See EBCDIC Run on Hadoop and Spark
Only 20,000 or so of the big beasts still exist in the wild. They’re IBM mainframes, and despite the scorn of a legacy label, they continue to run critical processes companies simply don’t trust to commodity Intel boxes. Today Syncsort announced it’s providing a way for mainframe owners to process data in Spark and Hadoop while keeping the data in its original mainframe data format, EBCDIC.
IBM (NYSE: IBM) is one of the only server makers that uses the Extended Binary Coded Decimal Interchange Code (EBCDIC) character encoding to store data, as opposed to the more popular American Standard Code for Information Interchange (ASCII) data format that’s used by every other operating system on the planet. IBM uses EBCDIC with two systems: its System z mainframe as well as its IBM i midrange line of servers, the “baby mainframe” used by more than 100,000 organizations globally. Fujitsu also uses EBCDIC in its mainframe.
But because no server is an island today, IBM and Fujitsu customers are constantly translating their EBCDIC data into ASCII to integrate and process it with data on other systems, for transactional and data warehousing workloads. That extra step is a hassle, and creates opportunity for bad things to happen.
But now Syncsort has found a way to enable mainframe customers to process their EBCDIC data on X86-based Hadoop and Spark clusters without first translating that data into the ASCII character set. This is important, Syncsort says, because it allows organization to maintain a natural and untouched lineage of mainframe data for compliance purposes.
How does it work? The Woodcliff Lake, New Jersey, company says its DMX-h data integration software essentially “teaches” Hadoop how to talk EBCDIC.
“DMX-h comes with its own Hadoop InputFormat and OutputFormat implementations to deal with mainframe data in Hadoop MapReduce, so we ‘teach’ Hadoop how to speak EBCDIC,” a company spokesperson tells Datanami. “DMX-h engine running natively in the cluster can process EBCDIC data. The same InputFormat and OutputFormat implementations are used in Apache Spark.”
Syncsort says this new capability will benefit companies in regulated industries, such as banking, insurance, and healthcare, that have struggled to analyze their mainframe data using Hadoop and Spark because of the need to preserve data in its original EBCDIC format.
Previously, Syncsort addressed the EBCDIC data issue by converting the data into ASCII as part of its ETL offload offering using DMX-h.

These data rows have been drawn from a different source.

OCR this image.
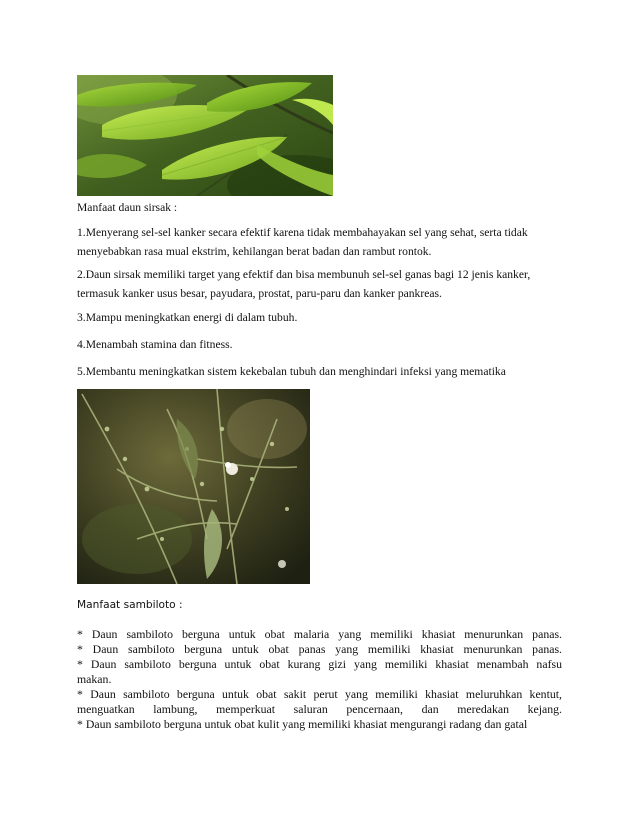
Manfaat daun sirsak :

1.Menyerang sel-sel kanker secara efektif karena tidak membahayakan sel yang sehat, serta tidak menyebabkan rasa mual ekstrim, kehilangan berat badan dan rambut rontok.

2.Daun sirsak memiliki target yang efektif dan bisa membunuh sel-sel ganas bagi 12 jenis kanker, termasuk kanker usus besar, payudara, prostat, paru-paru dan kanker pankreas.

3.Mampu meningkatkan energi di dalam tubuh.

4.Menambah stamina dan fitness.

5.Membantu meningkatkan sistem kekebalan tubuh dan menghindari infeksi yang mematika

Manfaat sambiloto :

* Daun sambiloto berguna untuk obat malaria yang memiliki khasiat menurunkan panas.

* Daun sambiloto berguna untuk obat panas yang memiliki khasiat menurunkan panas.

* Daun sambiloto berguna untuk obat kurang gizi yang memiliki khasiat menambah nafsu

makan.

* Daun sambiloto berguna untuk obat sakit perut yang memiliki khasiat meluruhkan kentut,

menguatkan lambung, memperkuat saluran pencernaan, dan meredakan kejang.

* Daun sambiloto berguna untuk obat kulit yang memiliki khasiat mengurangi radang dan gatal
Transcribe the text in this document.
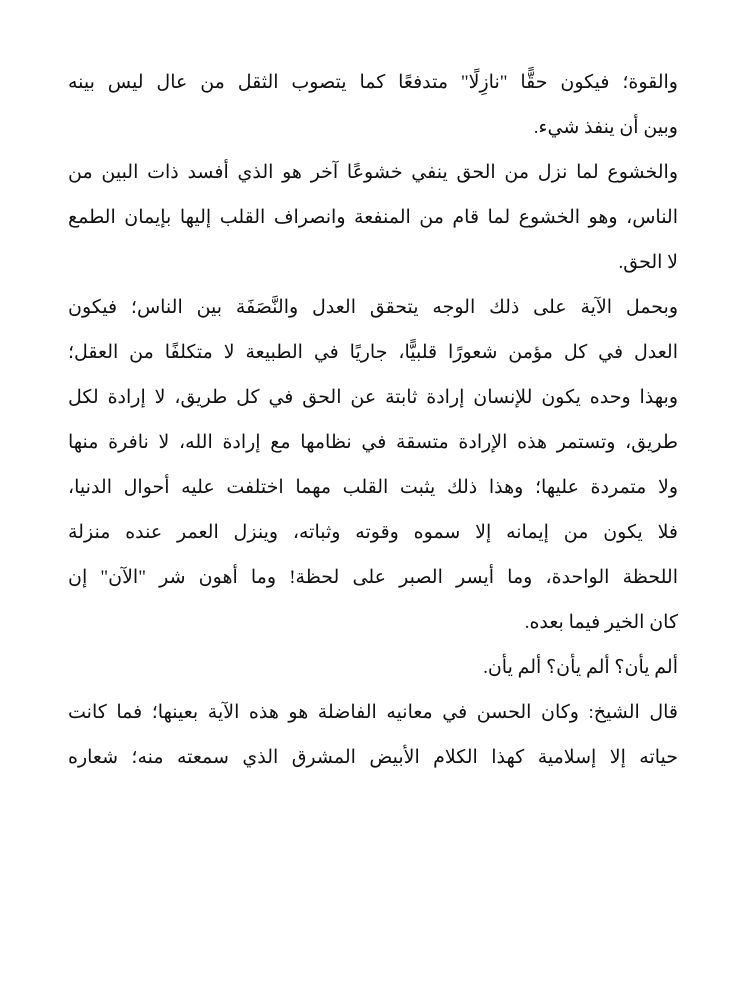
والقوة؛ فيكون حقًّا "نازِلًا" متدفعًا كما يتصوب الثقل من عال ليس بينه
وبين أن ينفذ شيء.
والخشوع لما نزل من الحق ينفي خشوعًا آخر هو الذي أفسد ذات البين من
الناس، وهو الخشوع لما قام من المنفعة وانصراف القلب إليها بإيمان الطمع
لا الحق.
وبحمل الآية على ذلك الوجه يتحقق العدل والنَّصَفَة بين الناس؛ فيكون
العدل في كل مؤمن شعورًا قلبيًّا، جاريًا في الطبيعة لا متكلفًا من العقل؛
وبهذا وحده يكون للإنسان إرادة ثابتة عن الحق في كل طريق، لا إرادة لكل
طريق، وتستمر هذه الإرادة متسقة في نظامها مع إرادة الله، لا نافرة منها
ولا متمردة عليها؛ وهذا ذلك يثبت القلب مهما اختلفت عليه أحوال الدنيا،
فلا يكون من إيمانه إلا سموه وقوته وثباته، وينزل العمر عنده منزلة
اللحظة الواحدة، وما أيسر الصبر على لحظة! وما أهون شر "الآن" إن
كان الخير فيما بعده.
ألم يأن؟ ألم يأن؟ ألم يأن.
قال الشيخ: وكان الحسن في معانيه الفاضلة هو هذه الآية بعينها؛ فما كانت
حياته إلا إسلامية كهذا الكلام الأبيض المشرق الذي سمعته منه؛ شعاره
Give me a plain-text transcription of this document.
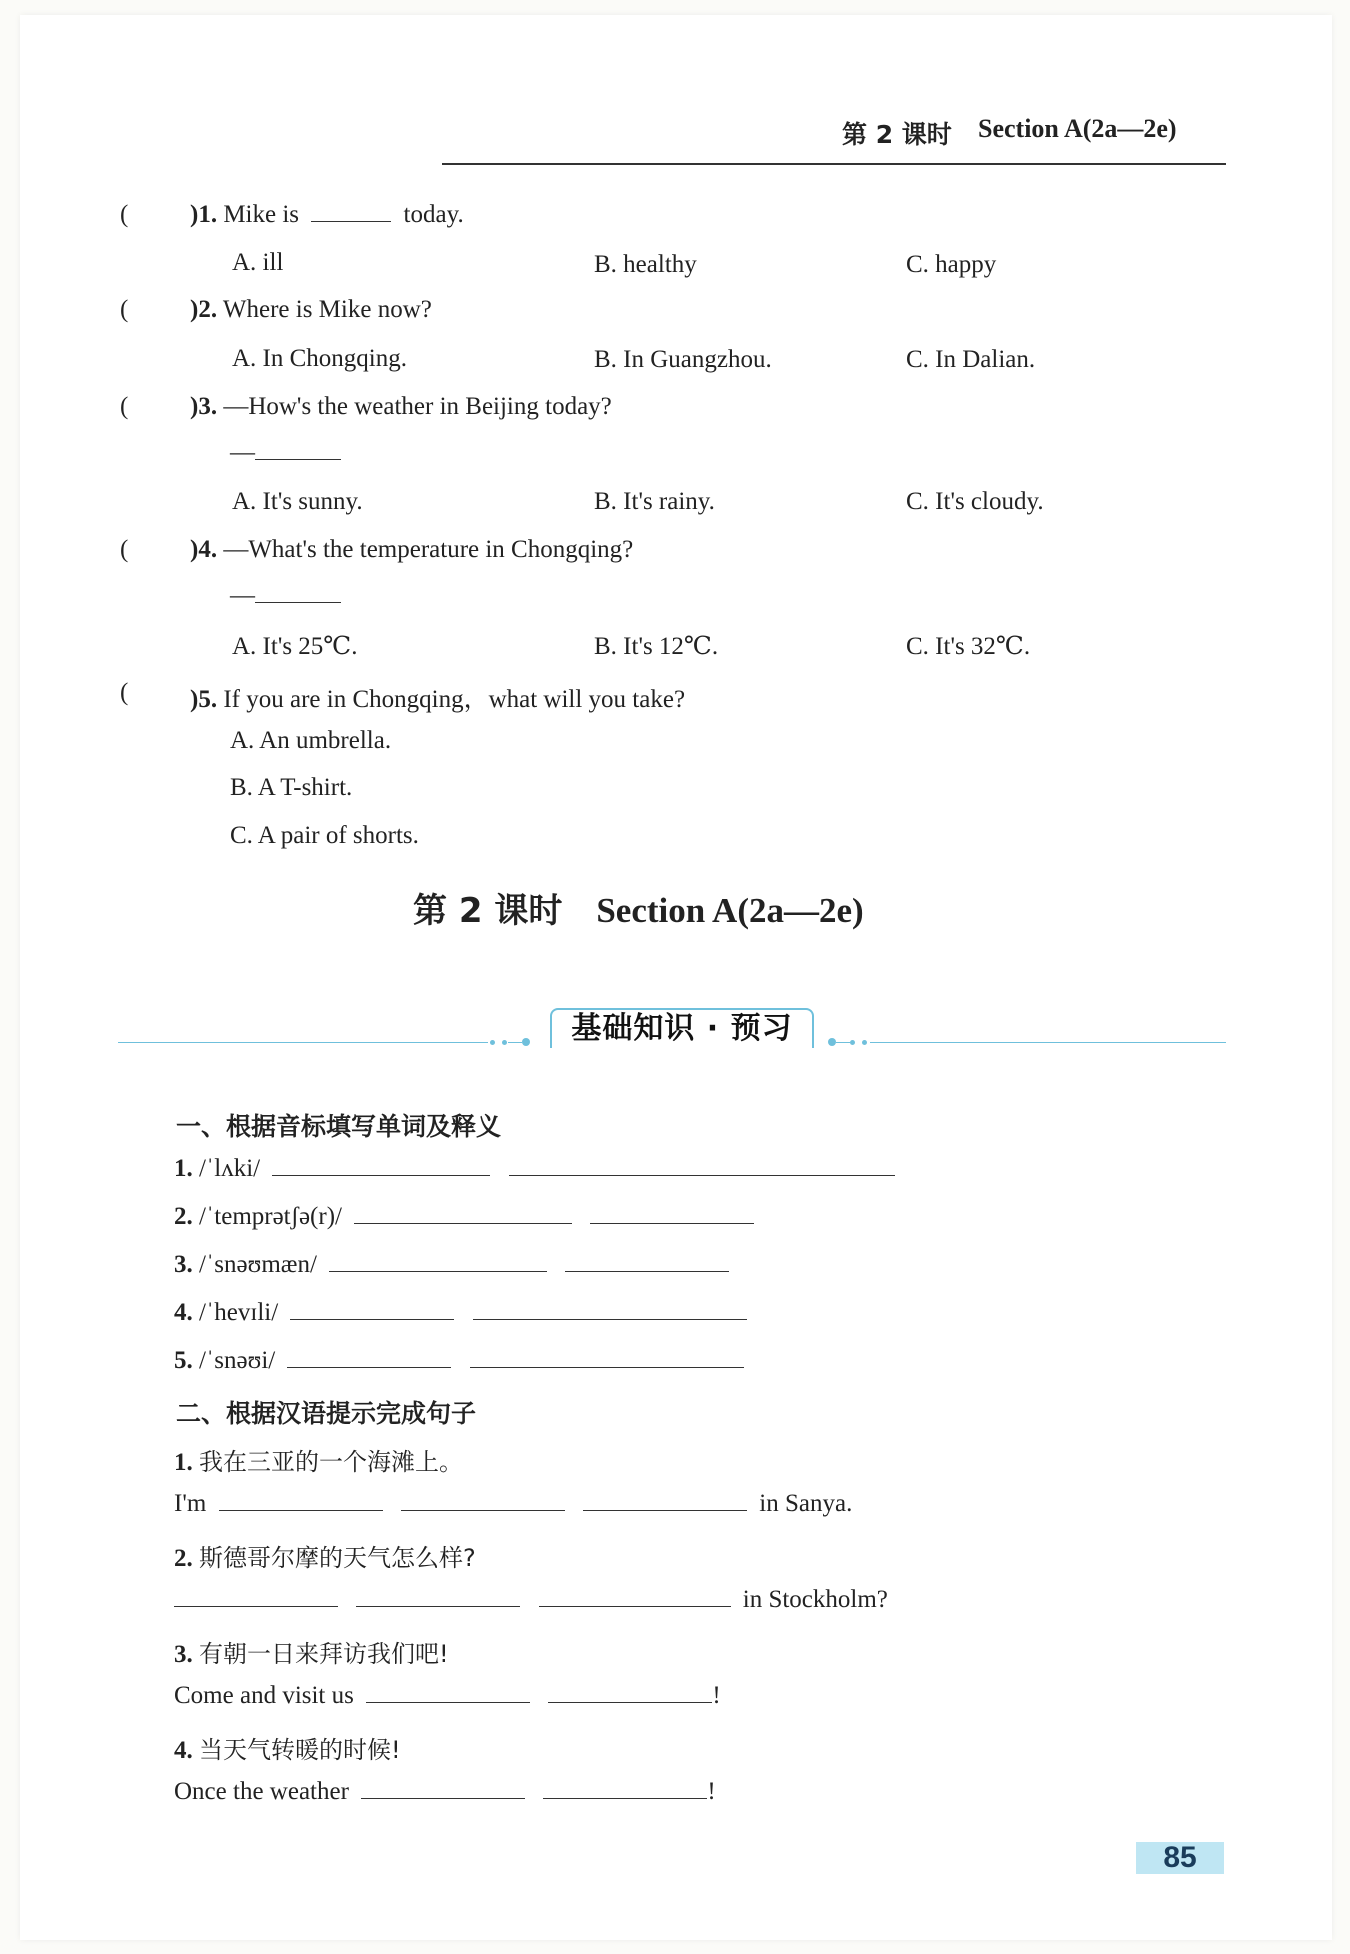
第 2 课时 Section A(2a—2e)
( )1. Mike is	today.
A. ill	B. healthy	C. happy
( )2. Where is Mike now?
A. In Chongqing.	B. In Guangzhou.	C. In Dalian.
( )3. —How's the weather in Beijing today?
—
A. It's sunny.	B. It's rainy.	C. It's cloudy.
( )4. —What's the temperature in Chongqing?
—
A. It's 25℃.	B. It's 12℃.	C. It's 32℃.
( )5. If you are in Chongqing，what will you take?
A. An umbrella.
B. A T-shirt.
C. A pair of shorts.
第 2 课时 Section A(2a—2e)
基础知识 · 预习
一、根据音标填写单词及释义
1. /ˈlʌki/
2. /ˈtemprətʃə(r)/
3. /ˈsnəʊmæn/
4. /ˈhevɪli/
5. /ˈsnəʊi/
二、根据汉语提示完成句子
1. 我在三亚的一个海滩上。
I'm	in Sanya.
2. 斯德哥尔摩的天气怎么样?
in Stockholm?
3. 有朝一日来拜访我们吧!
Come and visit us	!
4. 当天气转暖的时候!
Once the weather	!
85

The software can still convert the mainframe data into ASCII if required, but the new capability, ostensibly, should eliminate the need for that extra step.
The new EBCDIC capability solves a technical issue that lets Syncsort’s customers do things that “were previously impossible,” says Tendü Yoğurtçu, the general manager of Syncsort’s big data business. “Not only do we simplify and secure the process of accessing and integrating mainframe data with big data platforms, but we also help organizations who need to maintain data lineage when loading mainframe data into Hadoop,” she says in a statement.
There are other ways to analyze mainframe data in Spark, Hadoop, or both. IBM itself provides a version of its Hadoop distribution called IBM InfoSphere BigInsights for Linux on System z that’s designed to run on the mainframe’s Linux subsystem. But this product works by translating the EBCDIC data into ASCII, according to an IBM senior product marketing manager.
Syncsort—which does a fair amount of business enabling mainframe shops to offload their big ETL workloads from mainframes to Hadoop clusters–also introduced a new DMX Data Funnel capability that allows large collections of database tables to be imported into Hadoop en masse. Companies that regularly need to move large amounts of data into Hadoop will benefit from Data Funnel by being able to move hundreds of tables into HDFS with a single click of a button, the company says.